Хорунжонок заопасался:

— А ежли мильтоны собаку привезут и накроют нас по следам?

Гераська хихикнул:

— Летом бы мы следы нюхательным табаком присыпали. А сейчас — ничего не надось. Буран густой, все следы заметет.

Гераськина ватага поджигателей вышла по огородам через ночную метель к меркульевскому дому. Издалека прозвучал прерывисто гудок паровозика, где-то лаяли собаки. Верочка Телегина ждала мужа с работы, хлопотала у русской печи. На лавке в корчаге поднималась квашня. В печи на железном противне зарумянивались картофельные и творожные шаньги. В чугунке допревал борщ. Аркадий любил шанежки. Для него, городского, они были блаженством — на вечность. Верочка подавала их обычно горячими, макала крылышко в топленое масло, обмазывала обильно сверху, накрывала полотенцем на пяток минут для обмягчения. Вот и сейчас — Аркаша вернется с работы и спросит:

— Шаньги испекла? Шаньги картофельные или творожные?

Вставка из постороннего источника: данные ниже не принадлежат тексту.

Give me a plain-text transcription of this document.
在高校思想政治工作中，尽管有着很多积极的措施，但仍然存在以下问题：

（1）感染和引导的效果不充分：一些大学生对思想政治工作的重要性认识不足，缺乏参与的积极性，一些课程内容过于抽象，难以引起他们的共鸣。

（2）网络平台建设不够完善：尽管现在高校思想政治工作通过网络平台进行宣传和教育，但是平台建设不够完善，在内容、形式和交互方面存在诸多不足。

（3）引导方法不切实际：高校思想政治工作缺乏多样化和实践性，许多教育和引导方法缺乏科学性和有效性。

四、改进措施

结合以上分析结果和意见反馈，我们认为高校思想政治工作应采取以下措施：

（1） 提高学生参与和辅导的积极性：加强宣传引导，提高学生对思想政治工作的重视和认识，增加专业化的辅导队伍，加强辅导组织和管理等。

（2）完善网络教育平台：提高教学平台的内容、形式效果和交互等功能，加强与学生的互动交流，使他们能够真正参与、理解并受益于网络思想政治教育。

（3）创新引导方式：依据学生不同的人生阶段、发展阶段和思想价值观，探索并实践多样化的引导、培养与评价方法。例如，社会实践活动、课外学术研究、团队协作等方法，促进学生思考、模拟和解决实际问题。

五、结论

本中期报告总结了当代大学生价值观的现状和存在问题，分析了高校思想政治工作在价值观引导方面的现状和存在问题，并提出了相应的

Жизнь понемножку налаживалась, они купили швейную машинку «Зингер», мясорубку, стеганое на синем шелку ватное одеяло и пальто для Верочки — с черно-бурой лисой. Штырцкобер — портной из тюрьмы шил костюм для Аркадия Ивановича. Но больше всего Верочка радовалась патефону и деревянной кукле — Трубочисту. Аркадий и Вера могли бы жить богаче, но много денег уходило на передачи в колонию для Фроси. Верочка предлагала:

— Надо взять у нее Дуню, девочка там замрет. Будем воспитывать дочку, запишем ее на свою фамилию.

Порошин обычно отмалчивался, от этих разговоров у него портилось настроение. Лучше уж не напоминать лишний раз о беде. Верочка ждала Аркадия, а он ехал через ночной буран под арестом, чтобы переодеться, распрощаться и отправиться в тюрьму. Верочка ждала Аркадия, а Фролка уже забрался по лестнице на чердак, обрызгивал керосином стропила и сухие плахи. Верочка вынимала из печи деревянной лопатой противень с шаньгами и не слышала, как Афонька подпер вагой выход в сени и запалил дом. Гераська махнул рукой вылезающему из чердака Фролке:

— Зажигай!

Кузя и Хорунжонок с Гераськой чиркнули спичками, воспламенили запалы на всех бутылках с керосином. И зазвенели разбитые стекла в окнах кухни и горницы меркульевского дома. Фролка скатился с лестницы:

— Бежим!

— Тикаем! — скомандовал Гераська, бросая последнюю зажигательную бомбу в окно горницы.

— Вот это пожар! — успел восхититься Хорунжонок.

Ватага поджигателей ринулась в буран через огороды и скрылась в снежной круговерти. Они бежали, оглядываясь. Там, позади, полыхал огромный оранжевый факел. С милицейского воронка первым заметил пожар Бурдин:

— Вроде бы порошинский дом горит... А?

Машина ткнулась в сугроб, остановилась. Пятистенок полыхал с треском, выбрызгами искр. Из распахнувшихся створок окна выпрыгнула Верочка Телегина. Она отбежала от пылающего дома — босая, в одном платье, прижимая к груди деревянную куклу, Трубочиста. Порошин выскочил из машины, бросился к Верочке... и увидел, как над огромным кострищем в снежных струях и клубах дыма пролетела в корыте плачуще — Фроська Меркульева. Огонь порождает видения и фантасмагории.